Crecen las quejas contra el PAMI: demoras y ambulancias sin llegar
Las quejas por las demoras en la atención del PAMI volvieron a quedar en el centro de la escena en Salta. A los reclamos de afiliados por las dificultades para conseguir turnos médicos, autorizar estudios y acceder a distintas prestaciones, se sumó en las últimas horas una grave denuncia por la presunta negativa del servicio de emergencias de enviar una ambulancia a un jubilado que terminó internado con un coma diabético.
El episodio ocurrió el domingo y fue relatado por Guadalupe Caigua, hija del afiliado. La mujer aseguró que llamó en dos oportunidades al servicio de emergencias contratado por el PAMI para asistir a su padre, pero la respuesta fue siempre la misma: que el cuadro “no era un caso de vida o muerte” y que, por esa razón, no enviarían una ambulancia.
Ante la negativa, decidió trasladarlo por sus propios medios al hospital Papa Francisco. Allí, los médicos le diagnosticaron un coma diabético con una glucemia de 729 mg/dl. Según contó, su padre nunca había sido diabético y los profesionales le manifestaron que había sobrevivido a un cuadro de extrema gravedad.

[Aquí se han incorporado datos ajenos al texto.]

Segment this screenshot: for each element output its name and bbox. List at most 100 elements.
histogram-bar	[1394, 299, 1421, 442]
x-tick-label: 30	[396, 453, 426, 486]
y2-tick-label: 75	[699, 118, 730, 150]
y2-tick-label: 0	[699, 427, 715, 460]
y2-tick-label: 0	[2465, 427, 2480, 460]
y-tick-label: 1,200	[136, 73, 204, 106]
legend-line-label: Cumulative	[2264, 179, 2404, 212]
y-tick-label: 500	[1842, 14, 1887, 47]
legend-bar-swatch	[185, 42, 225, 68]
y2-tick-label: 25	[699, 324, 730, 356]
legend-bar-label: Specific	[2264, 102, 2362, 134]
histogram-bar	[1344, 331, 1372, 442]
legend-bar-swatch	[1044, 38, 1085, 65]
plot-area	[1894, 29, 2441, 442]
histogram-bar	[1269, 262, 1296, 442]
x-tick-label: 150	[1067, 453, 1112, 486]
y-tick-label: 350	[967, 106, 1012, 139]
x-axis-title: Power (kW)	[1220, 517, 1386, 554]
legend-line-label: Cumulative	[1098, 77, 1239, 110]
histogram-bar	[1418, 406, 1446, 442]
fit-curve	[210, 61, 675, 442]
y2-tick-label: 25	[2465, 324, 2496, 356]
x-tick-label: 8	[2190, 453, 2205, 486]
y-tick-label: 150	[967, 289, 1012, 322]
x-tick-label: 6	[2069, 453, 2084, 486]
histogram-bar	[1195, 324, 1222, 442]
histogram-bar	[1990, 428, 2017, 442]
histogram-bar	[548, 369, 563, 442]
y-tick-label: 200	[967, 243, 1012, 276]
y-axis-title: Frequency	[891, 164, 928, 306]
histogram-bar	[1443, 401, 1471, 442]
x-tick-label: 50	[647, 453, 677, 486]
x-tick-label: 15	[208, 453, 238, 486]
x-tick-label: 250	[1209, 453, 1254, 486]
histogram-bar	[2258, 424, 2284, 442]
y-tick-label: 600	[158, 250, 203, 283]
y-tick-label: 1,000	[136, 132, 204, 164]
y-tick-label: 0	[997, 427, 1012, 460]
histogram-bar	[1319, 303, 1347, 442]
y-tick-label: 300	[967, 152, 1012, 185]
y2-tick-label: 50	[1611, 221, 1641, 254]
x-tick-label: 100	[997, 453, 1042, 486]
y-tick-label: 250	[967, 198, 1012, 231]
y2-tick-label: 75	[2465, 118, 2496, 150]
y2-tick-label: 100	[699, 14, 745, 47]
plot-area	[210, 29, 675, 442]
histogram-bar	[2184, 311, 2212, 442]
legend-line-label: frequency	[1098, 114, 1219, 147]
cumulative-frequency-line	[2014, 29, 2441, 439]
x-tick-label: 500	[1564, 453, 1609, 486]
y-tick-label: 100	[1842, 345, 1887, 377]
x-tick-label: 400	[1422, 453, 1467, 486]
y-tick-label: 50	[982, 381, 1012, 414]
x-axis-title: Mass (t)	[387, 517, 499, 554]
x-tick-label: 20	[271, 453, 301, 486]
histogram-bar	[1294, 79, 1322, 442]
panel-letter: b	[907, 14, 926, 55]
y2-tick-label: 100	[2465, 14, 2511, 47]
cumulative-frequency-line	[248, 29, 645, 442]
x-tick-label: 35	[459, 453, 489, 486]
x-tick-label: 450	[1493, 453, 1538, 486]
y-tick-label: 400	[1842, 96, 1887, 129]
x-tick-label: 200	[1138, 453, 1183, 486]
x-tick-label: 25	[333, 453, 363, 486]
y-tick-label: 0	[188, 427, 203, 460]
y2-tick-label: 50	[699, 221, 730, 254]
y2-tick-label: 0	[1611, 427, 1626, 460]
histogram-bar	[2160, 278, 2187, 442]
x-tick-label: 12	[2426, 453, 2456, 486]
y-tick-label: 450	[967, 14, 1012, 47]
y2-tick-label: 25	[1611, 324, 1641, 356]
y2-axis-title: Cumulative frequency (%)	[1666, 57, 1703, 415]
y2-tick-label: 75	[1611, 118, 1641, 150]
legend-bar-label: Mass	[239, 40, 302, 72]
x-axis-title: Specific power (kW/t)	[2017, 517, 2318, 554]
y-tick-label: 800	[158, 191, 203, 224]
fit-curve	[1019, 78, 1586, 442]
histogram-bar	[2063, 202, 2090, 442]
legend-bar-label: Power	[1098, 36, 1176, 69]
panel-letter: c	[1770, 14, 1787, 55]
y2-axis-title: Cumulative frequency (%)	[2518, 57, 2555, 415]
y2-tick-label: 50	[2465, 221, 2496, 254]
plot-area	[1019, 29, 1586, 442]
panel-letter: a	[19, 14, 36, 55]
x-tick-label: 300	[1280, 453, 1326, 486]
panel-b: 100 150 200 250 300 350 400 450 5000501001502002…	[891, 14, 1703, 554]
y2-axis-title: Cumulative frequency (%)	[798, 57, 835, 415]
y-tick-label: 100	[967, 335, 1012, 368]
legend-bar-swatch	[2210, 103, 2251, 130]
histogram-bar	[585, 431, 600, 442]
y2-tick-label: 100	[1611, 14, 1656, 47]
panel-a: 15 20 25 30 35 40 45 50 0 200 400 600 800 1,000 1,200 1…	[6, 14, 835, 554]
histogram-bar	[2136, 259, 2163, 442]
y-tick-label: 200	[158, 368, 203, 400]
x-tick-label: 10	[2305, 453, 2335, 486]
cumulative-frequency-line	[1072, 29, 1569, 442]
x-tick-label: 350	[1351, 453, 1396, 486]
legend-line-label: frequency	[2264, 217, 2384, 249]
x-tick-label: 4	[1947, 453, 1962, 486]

La odisea continuó cuando intentó conseguir una cama en la Clínica Cruz Azul, prestadora del PAMI en Salta. Según relató, no obtuvo lugar y recién logró la internación en el Sanatorio Modelo mediante gestiones particulares. Allí también le informaron que el establecimiento no pertenece a la red habitual de la obra social y que la familia podría afrontar costos de internación. Además, aseguró que todavía espera la provisión de un glucómetro, medicamentos y que le informaron que el sanatorio no cuenta con un endocrinólogo para controlar la evolución del paciente.
El caso salió a la luz también cuando El Tribuno consultaba en las oficinas del PAMI por otra preocupación creciente entre los afiliados: versiones sobre demoras de hasta seis meses para la autorización de cirugías. Desde el organismo respondieron de manera extraoficial que las intervenciones de urgencia no registran esas esperas y que solo pueden producirse demoras cuando existen razones médicas que obligan a postergar una operación.
Sin embargo, el episodio volvió a poner en evidencia un malestar que se repite entre miles de jubilados salteños. Las principales quejas apuntan a las largas esperas para conseguir turnos con médicos de cabecera, el primer paso indispensable para acceder a especialistas, estudios o tratamientos.
Afiliados consultados por El Tribuno aseguraron que obtener un turno para una radiografía, una ecografía, una tomografía o una resonancia puede demandar varias semanas e incluso más de un mes. “Conseguir un turno para una placa puede demorar un mes y medio. Lo mismo una ecografía o una resonancia. Todo es un infierno en el PAMI”, resumió uno de los jubilados.
Las dificultades también alcanzan a las consultas con especialistas. Cardiología, traumatología, oftalmología y diagnóstico por imágenes aparecen entre las áreas con mayores tiempos de espera, especialmente en el área metropolitana de Salta, donde se concentra la mayor cantidad de afiliados.
A ello se suman las complicaciones para realizar trámites administrativos. “Para las personas mayores es muy difícil ir a hacer las gestiones en las oficinas del PAMI. Yo tengo a mi esposo internado y la verdad es que también me voy a enfermar yo. La atención es pésima y hasta se puede sentir el desprecio que tienen para con los viejos”, expresó una mujer a la salida de la sede ubicada en Zuviría 20.
También persisten reclamos por la entrega de medicamentos, la autorización de prótesis, elementos de rehabilitación y algunas cirugías programadas que requieren trámites administrativos complejos. Durante este año, además, prestadores médicos cuestionaron los cambios implementados por el Instituto Nacional de Servicios Sociales para Jubilados y Pensionados (INSSJP) en el sistema de remuneración, al considerar que repercuten en la disponibilidad de turnos para los afiliados.
Desde el PAMI sostienen que las reformas aplicadas durante 2026 buscan precisamente reducir los tiempos de espera y reorganizar el sistema de atención. El organismo afirma que el nuevo esquema concentra distintas especialidades en centros de referencia para agilizar consultas, estudios e internaciones y modificó el régimen de pago de los médicos de cabecera con el objetivo de fortalecer el primer nivel de atención.
No obstante, para muchos jubilados la realidad todavía dista de esos objetivos. La denuncia por la ambulancia que nunca llegó y las quejas que se acumulan por las demoras en distintas prestaciones vuelven a poner bajo la lupa el funcionamiento de la principal obra social de los adultos mayores.